Boston Bomber May Dodge Death Penalty as Justice Department Preps for More Executions
Court panel rules judge didn't properly evaluate juror bias against Dzhokhar Tsarnaev.
A federal court has overturned the death penalty sentence for convicted Boston bomber Dzhokhar Tsarnaev, citing jury biases.
The ruling doesn't necessarily mean that Tsarnaev won't be executed. It does mean that Tsarnaev will receive a new penalty-phase trial.
Tsarnaev was convicted and sentenced to death for his role in 2013's bombing of the Boston Marathon, where three were killed and more than 200 injured. He carried out the attack with his brother Tamerlan, who was killed later in a confrontation with police.
Tsarnaev didn't fight to show his innocence so much as to avoid the death penalty. He conceded his role in the bombing, but his attorneys attempted to portray Tamerlan as the mastermind, radicalizing and pushing Tsarnaev into participating in the attack.
The jury didn't buy it, and Tsarnaev was sentenced to death in 2015. Tsarnaev's attorneys had asked for the venue for the trial to be changed, moving it out of the Boston area, but was denied. That turned out to be a problem. On Friday, a panel of judges with the U.S. Court of Appeals First Circuit determined that the judge overseeing the trial did a terrible job evaluating jurors for bias for the sentencing phase. Two jurors, for example, were seated despite having posted very strong opinions about the bombing on social media. One juror had retweeted a post calling Tsarnaev a "piece of garbage" but had told the judge she had not made any comments about the case.
Ultimately, the three-judge panel determined that U.S. District Judge George O'Toole did not properly identify and prevent prejudice from influencing Tsarnaev's sentencing. And so, because of that, they've tossed out the death sentence and called for a new jury and a new sentencing trial. The Justice Department has the option to appeal to the full court instead of accepting a panel's ruling; it could even try to take it to the Supreme Court.
There is absolutely no chance here for Tsarnaev to go free.

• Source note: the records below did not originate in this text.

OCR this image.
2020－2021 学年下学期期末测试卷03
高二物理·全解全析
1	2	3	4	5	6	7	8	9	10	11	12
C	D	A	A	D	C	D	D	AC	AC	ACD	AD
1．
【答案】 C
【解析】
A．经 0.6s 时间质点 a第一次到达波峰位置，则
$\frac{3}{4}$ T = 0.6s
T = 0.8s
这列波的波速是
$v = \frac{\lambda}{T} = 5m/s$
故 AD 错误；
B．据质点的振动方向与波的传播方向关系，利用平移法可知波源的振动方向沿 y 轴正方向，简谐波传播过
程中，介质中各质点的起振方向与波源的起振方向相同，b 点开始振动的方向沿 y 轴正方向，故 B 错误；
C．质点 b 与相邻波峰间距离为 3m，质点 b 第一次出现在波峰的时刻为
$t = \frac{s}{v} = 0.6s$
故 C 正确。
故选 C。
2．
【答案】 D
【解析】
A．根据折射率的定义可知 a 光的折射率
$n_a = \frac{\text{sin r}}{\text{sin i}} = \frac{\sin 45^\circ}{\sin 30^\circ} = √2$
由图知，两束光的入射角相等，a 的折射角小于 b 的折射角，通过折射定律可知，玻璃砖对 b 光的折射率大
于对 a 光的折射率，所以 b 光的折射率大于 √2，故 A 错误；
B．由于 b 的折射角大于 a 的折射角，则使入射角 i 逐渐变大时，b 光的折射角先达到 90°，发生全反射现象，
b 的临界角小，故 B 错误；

He is still convicted of the major charges against him (though the ruling did toss three weapons-related charges for technical reasons related to the changing definitions of what constitutes a "crime of violence" under federal law). But the Sixth Amendment guarantees the accused a right to an "impartial jury," and there's documented evidence that did not happen in the sentencing phase.
Until this year, the federal government hadn't executed a prisoner since 2003. But last month President Donald Trump and Attorney General William Barr restarted federal executions. Over the course of four days in July, the Department of Justice executed three men who had convicted of capital murder: Daniel Lewis Lee, Wesley Ira Purkey, and Dustin Lee Honken.
The Justice Department has now scheduled two more executions for August and another two in September. On Friday, as a federal court was ordering a new sentencing hearing for Tsarnaev, the Justice Department announced that William Emmett LeCroy and Christopher Andre Vialva, both previously sentenced to death for murder, have been scheduled for lethal injections in September.